What kind of question would you like answered?

Q: In many of your books, the main character has a very extroverted best friend. Why do you do this?

Well, I think people who narrate stories tend to be naturally a bit introspective, because the rest of people are busy out, like, living their lives, rather than obsessively trying to chronicle life. This is a very old convention in storytelling, and I certainly didn’t invent it, but it’s always struck me as both enjoyable and authentic.

I did try to play with it a bit more sophisticatedly in TFiOS, where Hazel is making a journey toward that extroverted kind of life and Augustus is making a journey away from it.

Q: Does Dr. Jefferson Jefferson change his name to “Dr.” despite not actually being a doctor because of the whole theme of the novel about people not actually being who they pretend to be?

Well, I wanted to write—as I often do—about the relationship between given identities and chosen identities.

When you’re a teenager, you have to make a lot of decisions about which of your given identities you’re going to hold onto, and which you’re going to abandon. Like, say you were raised going to church every Sunday. Well, to be honest, you probably didn’t have much say in whether you went to church. But at some point, that WILL be your decision, and that identity will shift from given to chosen.

But there are a billion examples of this in adolescence. And I think that’s why we talk so much about being phony or fake and so on: Teenagers are beginning to realize that these identities are very complicated and fluid, and that can make them feel inauthentic.

So if your name is Jefferson Jefferson and then you go to court and have your name changed to Dr. Jefferson Jefferson, with Dr. as your first name, are you a doctor? Of course you’re not. But then you also are a doctor, because everyone calls you doctor and everyone assumes you’re a doctor. You are something to others but not to yourself, which is an experience a lot of us have as teenagers (and afterward, for that matter).

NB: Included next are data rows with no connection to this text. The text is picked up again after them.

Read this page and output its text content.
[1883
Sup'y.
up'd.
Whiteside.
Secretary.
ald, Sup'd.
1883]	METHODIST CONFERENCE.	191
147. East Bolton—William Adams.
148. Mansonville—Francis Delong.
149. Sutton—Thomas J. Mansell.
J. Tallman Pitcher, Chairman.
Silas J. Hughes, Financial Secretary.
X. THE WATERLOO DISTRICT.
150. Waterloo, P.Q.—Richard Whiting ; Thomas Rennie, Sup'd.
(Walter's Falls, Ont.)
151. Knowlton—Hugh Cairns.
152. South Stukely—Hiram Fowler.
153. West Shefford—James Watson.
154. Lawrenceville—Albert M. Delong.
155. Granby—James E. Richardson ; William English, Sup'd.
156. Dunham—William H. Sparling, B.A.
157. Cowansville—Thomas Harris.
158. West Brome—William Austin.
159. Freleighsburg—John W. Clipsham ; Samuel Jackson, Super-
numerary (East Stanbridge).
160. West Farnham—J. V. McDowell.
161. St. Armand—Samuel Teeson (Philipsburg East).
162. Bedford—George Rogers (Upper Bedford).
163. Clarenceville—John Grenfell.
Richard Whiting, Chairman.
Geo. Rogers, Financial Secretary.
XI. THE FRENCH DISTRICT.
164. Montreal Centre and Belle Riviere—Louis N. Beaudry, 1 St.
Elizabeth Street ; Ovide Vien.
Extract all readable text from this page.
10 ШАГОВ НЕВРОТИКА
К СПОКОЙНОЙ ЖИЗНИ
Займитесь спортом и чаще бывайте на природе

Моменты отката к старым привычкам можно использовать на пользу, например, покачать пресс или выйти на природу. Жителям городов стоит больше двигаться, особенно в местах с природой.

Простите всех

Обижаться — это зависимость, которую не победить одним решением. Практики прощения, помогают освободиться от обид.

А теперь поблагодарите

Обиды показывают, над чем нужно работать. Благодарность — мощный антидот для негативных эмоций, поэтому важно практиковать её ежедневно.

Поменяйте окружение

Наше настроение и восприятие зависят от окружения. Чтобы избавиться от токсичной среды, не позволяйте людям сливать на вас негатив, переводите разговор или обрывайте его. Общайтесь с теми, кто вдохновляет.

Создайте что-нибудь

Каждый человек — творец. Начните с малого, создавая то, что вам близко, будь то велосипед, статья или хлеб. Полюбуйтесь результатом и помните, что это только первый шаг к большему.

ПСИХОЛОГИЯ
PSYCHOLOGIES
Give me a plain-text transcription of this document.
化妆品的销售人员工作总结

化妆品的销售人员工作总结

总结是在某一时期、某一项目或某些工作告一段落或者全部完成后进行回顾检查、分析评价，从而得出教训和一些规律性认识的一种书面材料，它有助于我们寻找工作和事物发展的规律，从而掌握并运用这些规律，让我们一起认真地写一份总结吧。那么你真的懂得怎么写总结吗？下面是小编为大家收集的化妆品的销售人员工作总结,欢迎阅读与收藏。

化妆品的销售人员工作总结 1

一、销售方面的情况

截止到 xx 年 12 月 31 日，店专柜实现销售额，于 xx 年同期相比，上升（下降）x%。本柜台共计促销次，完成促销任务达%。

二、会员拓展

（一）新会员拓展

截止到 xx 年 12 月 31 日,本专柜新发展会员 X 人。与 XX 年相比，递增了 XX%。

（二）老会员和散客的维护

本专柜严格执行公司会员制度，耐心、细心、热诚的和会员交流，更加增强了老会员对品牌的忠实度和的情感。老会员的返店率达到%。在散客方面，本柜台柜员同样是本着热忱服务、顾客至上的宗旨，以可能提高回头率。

Margo especially goes through this, because the way people think of her is not at all the way she thinks of herself, and the interior life people imagine her having is wildly different from her actual interior life. So I wanted to use Dr. Jefferson Jefferson as a way of beginning that book-long conversation about whether your you-ness is imposed from within or from without.

Q: Why the name “Myrna Mountweazel”?

Myrna because it sounded good with Mountweazel. Mountweazel because of reasons.

Q: Why are all of the streets in Q’s neighborhood named after the same person (Jefferson Road, Jefferson Way, Jefferson Court, etc.)?

It was just meant to indicate the lack of creativity and sameness in the design of Q and Margo’s neighborhood, which is part of what Margo finds so completely unbearable.

Q: Why did you have Radar’s parents collect Black Santas?

When I was growing up I had a girlfriend whose parents had a huge Santa collection, so the possibility of such a thing was already lodged in my brain.

I wanted the black Santas because the novel is about how we imagine people (how Q imagines Margo, for instance), places (how Agloe was imagined into existence), and our stories (like Santa). It says a lot about us that we imagine Santa as a heterosexual white male (particularly given that St. Nick, on whom Santa is based, looks like this).

So Radar’s parents are trying to get us to imagine Santa differently and more complexly.

Q: Why is there so much emphasis on Margo’s nail polish?

Well, there are a couple ways you could read it, I guess:

1. Nail polish is this traditionally feminine object, and Q is in many ways seeing this female person primarily as an object throughout must of the novel.

Also, 2. You could think about color and the way colors like black, red, and white are used in the novel, and what then a redblack nail polish color might mean.

Also, 3. You could just choose not to find that stuff very interesting/important.

Or 4. Find some interesting connection to stuff that I can’t find. This is the pleasure of reading: It’s up to you!

Q: Why did you use the names Q, Ben, Radar, and Lacey?

I liked the idea that Margo Roth Spiegelman had this massively polysyllabic name that most people use in its entirety, and that Q’s name was a single letter (and an interrogative one).

Radar: Among all the characters in the book, he is the one with the best sense of where people actually are.

Lacey Pemberton: Just liked the sound of it.

Ben Starling: Just liked the sound of it.

(Of course there may be useful/interesting resonances to these names or any others outside of what I intended, and if so, yay!)

Q: Why was Lacey’s screen name “sackclothandashes”?

It’s a Biblical reference intended to subtly indicate Lacey’s religiosity.